La entrega plena en la comunión personal no puede ser expresión de una simple amistad o de una cercanía afectiva más o menos profunda, sino que requiere una densidad amorosa que sólo se da en el encuentro conyugal. Supone también para que se realice a plena satisfacción de ambos que se haga en condiciones de paz y sosiego. Este acto llega a su forma más perfecta cuando se establece entre el hombre y la mujer una relación a la vez corporal y espiritual que quiere ser también duradera y exclusiva. En el noviazgo el acto físico se realiza en el presente, mientras que la donación personal se llevará a cabo en el futuro: “me casaré contigo”. La entrega prematrimonial no es plena, sólo parcial, quedándose fácilmente en simple satisfacción propia, por lo que no es raro que la amistad en la pareja no sólo no salga fortalecida, sino que quede dañada. De hecho, privarse del acto sexual en el presente como medio de prepararse mejor para el futuro, no supone frustración puesto que se trata de una decisión meditada y personal que refuerza la autoestima, que por el contrario se ve debilitada cuando se pierde la virginidad, cosa especialmente importante en la mujer, porque en ella deja un rastro físico, e incluso los varones con historia sexual, prefieren mujeres vírgenes, aunque ellos no lo sean, si bien hay que recordarles que no se debe exigir al otro, lo que no estoy en condiciones de dar. Además, el no tener relaciones sexuales, ayuda al autocontrol, que sigue siendo necesario en el matrimonio, pero que es muy difícil de realizar, si antes no se ha practicado. El amor conlleva responsabilidades sociales y no es verdadero si no acepta los vínculos sociales correlativos, que se expresan en el matrimonio.
El placer sexual, por supuesto, no es malo, puesto que ha sido creado por Dios y es absolutamente lícito en el matrimonio, pero no lo es todo ni siquiera en el matrimonio. Cuando es placer egoísta impide la confianza recíproca y obstaculiza la comunión íntima de las personas, además de destruir la estima propia y del otro, llegando así a la infelicidad.

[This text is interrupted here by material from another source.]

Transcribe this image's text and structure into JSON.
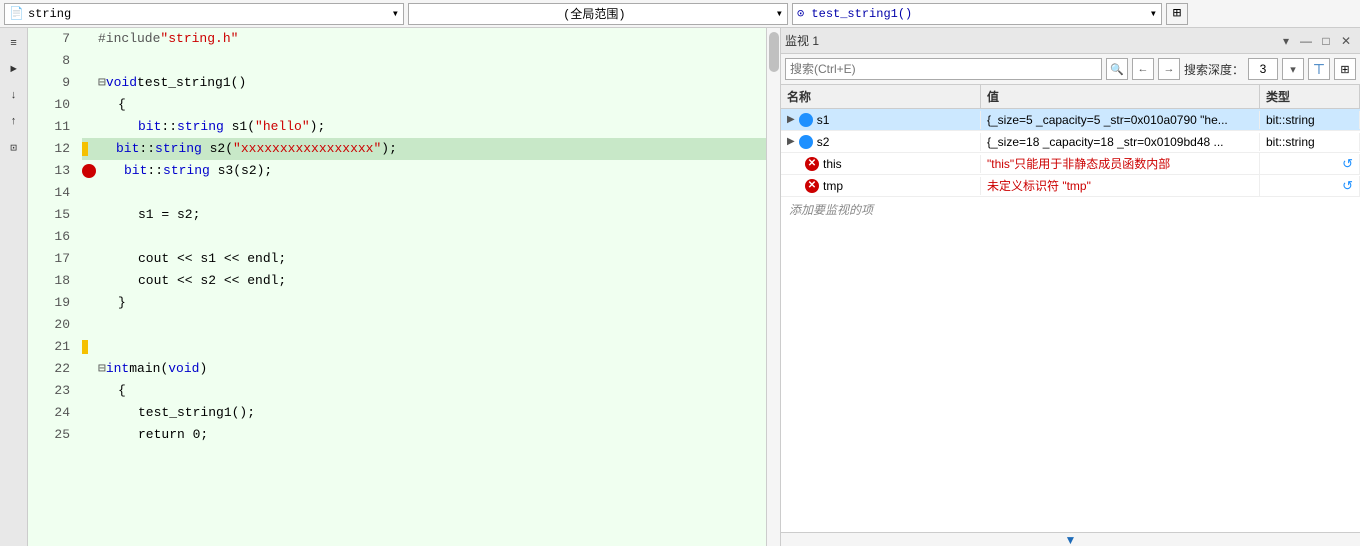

En sintonía con la constante tradición cristiana, la Iglesia católica enseña que el sitio de las relaciones sexuales y de la plena comunión sexual es el matrimonio, pues “debe mantenerse en el cuadro del matrimonio todo acto genital humano” (Declaración de la Congregación para la Doctrina de la Fe “Persona Humana” nº 7). Esta orientación moral parte del supuesto de que la relación entre los sexos sólo puede dar buen resultado cuando es veraz, cuando el lenguaje corporal es realmente expresión de una donación personal sin reservas. “En consecuencia la sexualidad, mediante la cual el hombre y la mujer se dan el uno al otro con los actos propios y exclusivos de los esposos, no es algo puramente biológico, sino que afecta el núcleo íntimo de la persona en cuanto tal” (Exhortación de Juan Pablo II “Familiaris Consortio” nº 11).